La sindrome dell’arto fantasma è la sensazione di persistenza di un arto che è stato amputato, o che ha perso la sensibilità. Si manifesta con percezioni tattili e dolorose e spesso coloro che ne soffrono affermano di sentire l’arto muoversi, anche se non è più presente. In passato era identificata come un disturbo psichiatrico; oggi invece, le spiegazioni sono di natura neurologica, ed è su questo che i ricercatori svedesi della Chalmers University of Technology hanno concentrato i loro sforzi.
Lo studio
Il team, guidato dal Dr. Max Ortiz Catalan ha dichiarato di poter ridurre, nei casi cronici, il dolore causato dall’arto fantasma di oltre il 50%, mediante l’utilizzo delle moderne tecniche di realtà aumentata e di apprendimento automatico.
Catalan è riuscito a creare un’interfaccia in grado di raccogliere ed interpretare i segnali neurologici inviati al cervello dall’arto fantasma, e di tradurli in movimenti. Quando vogliamo muovere un braccio o una gamba, infatti, il cervello invia dei segnali ai muscoli necessari, ma anche se l’estremità è stata amputata avviene questo scambio di informazioni. I ricercatori possono dunque posizionare degli elettrodi superficiali sul moncone dell’arto amputato, e registrare la richiesta, da parte del sistema nervoso, di attivazione del muscolo.
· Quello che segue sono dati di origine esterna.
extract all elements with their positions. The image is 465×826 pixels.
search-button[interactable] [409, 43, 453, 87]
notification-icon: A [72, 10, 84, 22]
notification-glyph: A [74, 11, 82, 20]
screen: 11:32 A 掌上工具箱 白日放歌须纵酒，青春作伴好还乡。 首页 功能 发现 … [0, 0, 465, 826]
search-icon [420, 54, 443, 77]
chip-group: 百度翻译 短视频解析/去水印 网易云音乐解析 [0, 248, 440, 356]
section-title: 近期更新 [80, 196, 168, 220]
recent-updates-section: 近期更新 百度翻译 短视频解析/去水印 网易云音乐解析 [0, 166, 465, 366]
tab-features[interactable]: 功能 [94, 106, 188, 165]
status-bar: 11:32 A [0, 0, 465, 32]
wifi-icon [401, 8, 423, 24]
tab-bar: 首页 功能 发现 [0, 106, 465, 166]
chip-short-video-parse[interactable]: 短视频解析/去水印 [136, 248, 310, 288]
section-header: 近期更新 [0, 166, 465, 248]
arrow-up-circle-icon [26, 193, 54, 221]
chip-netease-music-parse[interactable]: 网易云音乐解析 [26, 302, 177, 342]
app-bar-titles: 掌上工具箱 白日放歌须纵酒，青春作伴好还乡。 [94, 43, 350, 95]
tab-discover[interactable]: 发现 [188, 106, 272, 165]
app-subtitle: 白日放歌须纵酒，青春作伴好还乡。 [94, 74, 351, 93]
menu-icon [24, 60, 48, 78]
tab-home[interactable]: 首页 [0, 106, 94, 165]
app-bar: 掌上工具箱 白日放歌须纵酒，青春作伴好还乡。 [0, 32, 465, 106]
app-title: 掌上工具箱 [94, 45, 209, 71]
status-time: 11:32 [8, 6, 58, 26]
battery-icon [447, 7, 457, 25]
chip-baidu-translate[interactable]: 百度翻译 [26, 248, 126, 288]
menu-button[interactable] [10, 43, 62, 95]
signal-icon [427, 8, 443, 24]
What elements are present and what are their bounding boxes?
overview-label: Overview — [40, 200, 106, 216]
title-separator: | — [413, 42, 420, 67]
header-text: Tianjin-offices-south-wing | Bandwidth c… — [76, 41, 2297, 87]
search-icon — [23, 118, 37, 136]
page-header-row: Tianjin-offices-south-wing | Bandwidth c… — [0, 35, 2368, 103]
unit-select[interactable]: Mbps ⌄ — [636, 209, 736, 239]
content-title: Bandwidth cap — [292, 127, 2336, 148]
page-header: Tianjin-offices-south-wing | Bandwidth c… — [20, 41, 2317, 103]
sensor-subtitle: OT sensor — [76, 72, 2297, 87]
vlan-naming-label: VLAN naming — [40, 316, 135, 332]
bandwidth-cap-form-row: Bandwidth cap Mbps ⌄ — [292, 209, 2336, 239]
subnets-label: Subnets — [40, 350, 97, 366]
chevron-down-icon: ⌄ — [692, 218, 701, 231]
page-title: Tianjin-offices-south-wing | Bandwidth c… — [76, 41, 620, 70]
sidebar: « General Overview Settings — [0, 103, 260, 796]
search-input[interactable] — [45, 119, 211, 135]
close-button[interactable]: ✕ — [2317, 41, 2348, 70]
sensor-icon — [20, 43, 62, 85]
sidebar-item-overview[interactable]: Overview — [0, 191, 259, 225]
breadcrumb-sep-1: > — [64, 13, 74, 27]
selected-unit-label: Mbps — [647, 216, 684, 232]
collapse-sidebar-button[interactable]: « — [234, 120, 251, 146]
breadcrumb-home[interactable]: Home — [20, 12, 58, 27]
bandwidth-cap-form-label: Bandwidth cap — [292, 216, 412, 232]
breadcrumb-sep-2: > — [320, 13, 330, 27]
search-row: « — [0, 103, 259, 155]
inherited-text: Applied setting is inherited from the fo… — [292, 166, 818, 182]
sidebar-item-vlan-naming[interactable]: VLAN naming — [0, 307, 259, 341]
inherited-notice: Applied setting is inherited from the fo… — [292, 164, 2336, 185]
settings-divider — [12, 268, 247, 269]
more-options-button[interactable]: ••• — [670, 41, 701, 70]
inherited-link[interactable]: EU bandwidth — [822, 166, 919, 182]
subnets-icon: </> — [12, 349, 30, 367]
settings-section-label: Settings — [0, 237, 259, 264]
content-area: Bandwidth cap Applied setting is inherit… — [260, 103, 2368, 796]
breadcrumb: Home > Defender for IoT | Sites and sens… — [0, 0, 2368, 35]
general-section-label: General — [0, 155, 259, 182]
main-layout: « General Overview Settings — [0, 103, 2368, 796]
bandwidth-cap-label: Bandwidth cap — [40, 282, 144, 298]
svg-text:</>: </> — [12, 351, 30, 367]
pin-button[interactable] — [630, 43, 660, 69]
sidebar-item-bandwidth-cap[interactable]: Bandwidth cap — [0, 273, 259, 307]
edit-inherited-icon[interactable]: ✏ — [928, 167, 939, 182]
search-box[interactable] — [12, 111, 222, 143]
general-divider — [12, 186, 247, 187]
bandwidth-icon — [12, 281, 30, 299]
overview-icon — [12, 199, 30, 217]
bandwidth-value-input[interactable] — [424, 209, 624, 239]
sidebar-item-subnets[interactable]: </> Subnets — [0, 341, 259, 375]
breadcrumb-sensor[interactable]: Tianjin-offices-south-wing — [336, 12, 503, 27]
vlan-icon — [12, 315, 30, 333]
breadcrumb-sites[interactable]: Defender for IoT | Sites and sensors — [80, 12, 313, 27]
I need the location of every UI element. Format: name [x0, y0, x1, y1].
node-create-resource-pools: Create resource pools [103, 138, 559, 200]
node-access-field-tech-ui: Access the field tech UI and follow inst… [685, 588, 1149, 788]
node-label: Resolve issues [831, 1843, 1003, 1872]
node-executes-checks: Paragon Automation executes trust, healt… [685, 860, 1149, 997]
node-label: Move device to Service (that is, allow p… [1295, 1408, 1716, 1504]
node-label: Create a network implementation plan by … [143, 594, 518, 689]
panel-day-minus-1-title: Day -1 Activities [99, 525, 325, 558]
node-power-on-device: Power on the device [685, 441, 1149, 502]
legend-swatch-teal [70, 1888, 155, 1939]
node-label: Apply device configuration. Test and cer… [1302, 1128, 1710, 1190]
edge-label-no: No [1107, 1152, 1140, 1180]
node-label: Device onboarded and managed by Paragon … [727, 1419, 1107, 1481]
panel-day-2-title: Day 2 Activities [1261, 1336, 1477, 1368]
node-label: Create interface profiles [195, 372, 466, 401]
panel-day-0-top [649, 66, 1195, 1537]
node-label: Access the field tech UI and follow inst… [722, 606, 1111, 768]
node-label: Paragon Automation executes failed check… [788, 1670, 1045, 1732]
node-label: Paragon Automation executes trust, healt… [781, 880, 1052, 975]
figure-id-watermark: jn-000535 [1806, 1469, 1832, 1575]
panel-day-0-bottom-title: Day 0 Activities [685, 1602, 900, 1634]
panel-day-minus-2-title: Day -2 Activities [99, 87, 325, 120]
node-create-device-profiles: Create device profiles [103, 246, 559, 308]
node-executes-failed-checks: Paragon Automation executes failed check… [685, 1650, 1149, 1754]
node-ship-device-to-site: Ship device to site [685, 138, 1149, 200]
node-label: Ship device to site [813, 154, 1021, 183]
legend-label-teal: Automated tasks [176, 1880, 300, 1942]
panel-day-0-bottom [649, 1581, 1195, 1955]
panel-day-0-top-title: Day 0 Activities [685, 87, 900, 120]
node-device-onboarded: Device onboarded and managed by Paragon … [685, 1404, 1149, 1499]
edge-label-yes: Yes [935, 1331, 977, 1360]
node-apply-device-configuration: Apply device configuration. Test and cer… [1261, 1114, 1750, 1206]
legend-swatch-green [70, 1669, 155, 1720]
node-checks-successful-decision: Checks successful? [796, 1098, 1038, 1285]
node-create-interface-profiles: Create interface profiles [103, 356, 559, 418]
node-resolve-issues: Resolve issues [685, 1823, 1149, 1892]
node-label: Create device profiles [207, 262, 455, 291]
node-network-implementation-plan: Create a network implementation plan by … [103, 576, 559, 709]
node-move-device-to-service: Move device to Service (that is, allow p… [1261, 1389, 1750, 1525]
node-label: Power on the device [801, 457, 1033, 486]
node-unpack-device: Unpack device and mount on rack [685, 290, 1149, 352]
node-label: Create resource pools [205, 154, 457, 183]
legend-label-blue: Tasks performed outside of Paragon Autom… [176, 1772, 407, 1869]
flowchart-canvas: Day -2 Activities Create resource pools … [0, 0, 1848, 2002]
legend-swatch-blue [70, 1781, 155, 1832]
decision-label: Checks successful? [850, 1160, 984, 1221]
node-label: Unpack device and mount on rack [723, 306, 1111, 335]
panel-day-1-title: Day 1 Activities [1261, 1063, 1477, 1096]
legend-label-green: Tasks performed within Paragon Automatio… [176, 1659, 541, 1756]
In altre parole, il computer riceve lo schema di attivazione, e lo traduce in un gesto, come aprire o chiudere una mano.
Ma non è tutto: Catalan ha anche avuto l’intuizione di collegare questo sistema con la realtà aumentata. Lui e il suo team hanno progettato un software che converte i segnali generati dall’intelligenza artificiale in un video, che può essere utilizzato mediante l’utilizzo di appositi visori. Il paziente quindi può osservare sullo schermo la rappresentazione di se stesso, con un arto virtuale che è in grado di muovere normalmente, come se non fosse stato amputato.
L’idea di fondo è quella che, ingannando il cervello e facendogli credere che il suo tentativo di muovere l’arto fantasma va a buon fine, il dolore diminuisce gradualmente. Questo trattamento cerca di infatti di riattivare le aree del cervello che un tempo gestivano i movimenti dell’arto amputato, facendo così diminuire il fastidio dovuto alla patologia.
Per ora la soluzione è applicabile solo a pazienti a cui è stato amputato un braccio, o una mano, ma Catalan spera di proseguire con gli studi e di inserire nel sistema di trattamento anche coloro a cui è stato amputato un arto inferiore. Inoltre, il team di ricercatori ha reso il codice del software open source, e mira a crearne una nuova versione più adatta alle cliniche, rendendo così più semplice l’operazione e il trattamento di questa patologia che affligge, inspiegabilmente, migliaia di persone.